Yudono, B. F. Oesman, dan Hermansyah. 1996. Komposisi Asam Lemak Sekam dan Dedak Padi. Majalah Sriwijaya. Vol. 32. No. 2. 8-11.
Yulistiani, D. 2010. Fermentasi Tongkol Jagung (Kecernaan>50%) dalam Ransum Komplit Domba Komposit Sumatera dengan Laju Pertumbuhan >125 gram/hari.Balai Penelitian Ternak, Bogor.
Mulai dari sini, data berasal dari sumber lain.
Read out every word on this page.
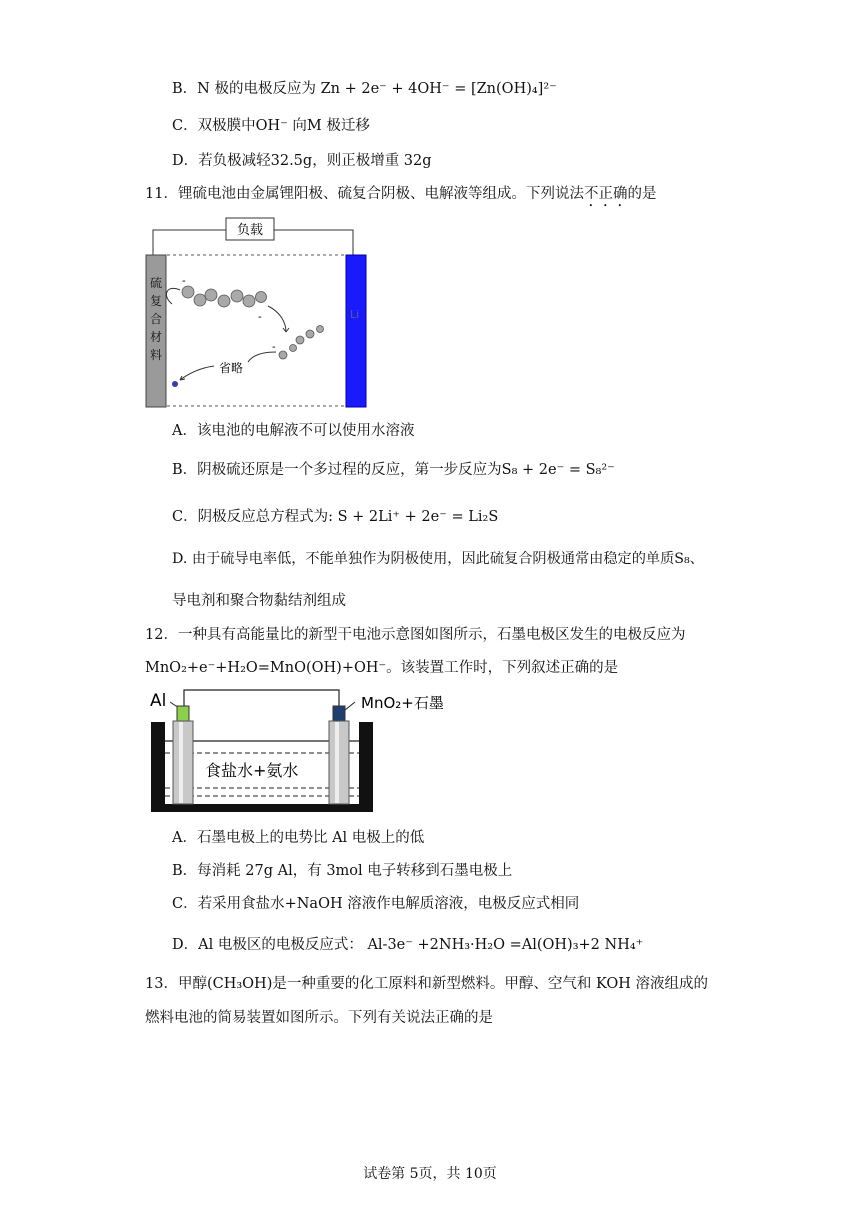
B．N 极的电极反应为 Zn + 2e⁻ + 4OH⁻ = [Zn(OH)₄]²⁻
C．双极膜中OH⁻ 向M 极迁移
D．若负极减轻32.5g，则正极增重 32g
11．锂硫电池由金属锂阳极、硫复合阴极、电解液等组成。下列说法不正确的是
负载
硫复合材料
Li
-
-
-
省略
A．该电池的电解液不可以使用水溶液
B．阴极硫还原是一个多过程的反应，第一步反应为S₈ + 2e⁻ = S₈²⁻
C．阴极反应总方程式为: S + 2Li⁺ + 2e⁻ = Li₂S
D. 由于硫导电率低，不能单独作为阴极使用，因此硫复合阴极通常由稳定的单质S₈、
导电剂和聚合物黏结剂组成
12．一种具有高能量比的新型干电池示意图如图所示，石墨电极区发生的电极反应为
MnO₂+e⁻+H₂O=MnO(OH)+OH⁻。该装置工作时，下列叙述正确的是
Al	MnO₂+石墨
食盐水+氨水
A．石墨电极上的电势比 Al 电极上的低
B．每消耗 27g Al，有 3mol 电子转移到石墨电极上
C．若采用食盐水+NaOH 溶液作电解质溶液，电极反应式相同
D．Al 电极区的电极反应式： Al-3e⁻ +2NH₃·H₂O =Al(OH)₃+2 NH₄⁺
13．甲醇(CH₃OH)是一种重要的化工原料和新型燃料。甲醇、空气和 KOH 溶液组成的
燃料电池的简易装置如图所示。下列有关说法正确的是
试卷第 5页，共 10页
Yusran, Y. 2015. Molases Pada Pakan Sapi. http://yusranyahya.blogspot.co.id. Di Akses
Pada Tanggal 11 Desember 2015.
Ini adalah Bpk. Benjamin yang menghubungi rincian Email, lfdsloans@outlook.com. / lfdsloans@lemeridianfds.com Atau Whatsapp 1 989-394-3740 yang membantu saya dengan pinjaman 90.000,00 Euro untuk memulai bisnis saya dan saya sangat bersyukur, sangat sulit bagi saya di sini untuk mencoba membuat hal-hal sebagai ibu tunggal tidak mudah dengan saya tetapi dengan bantuan Le_Meridian memberikan senyum di wajah saya ketika saya melihat bisnis saya tumbuh lebih kuat dan berkembang juga. Saya tahu Anda mungkin terkejut mengapa saya meletakkan hal-hal seperti ini di sini tetapi saya benar-benar harus mengucapkan terima kasih jadi siapa pun yang mencari bantuan keuangan atau melalui kesulitan dengan bisnis yang ada atau ingin memulai proyek bisnis dapat melihat hal ini dan memiliki harapan untuk keluar dari kesulitan..Terima Kasih.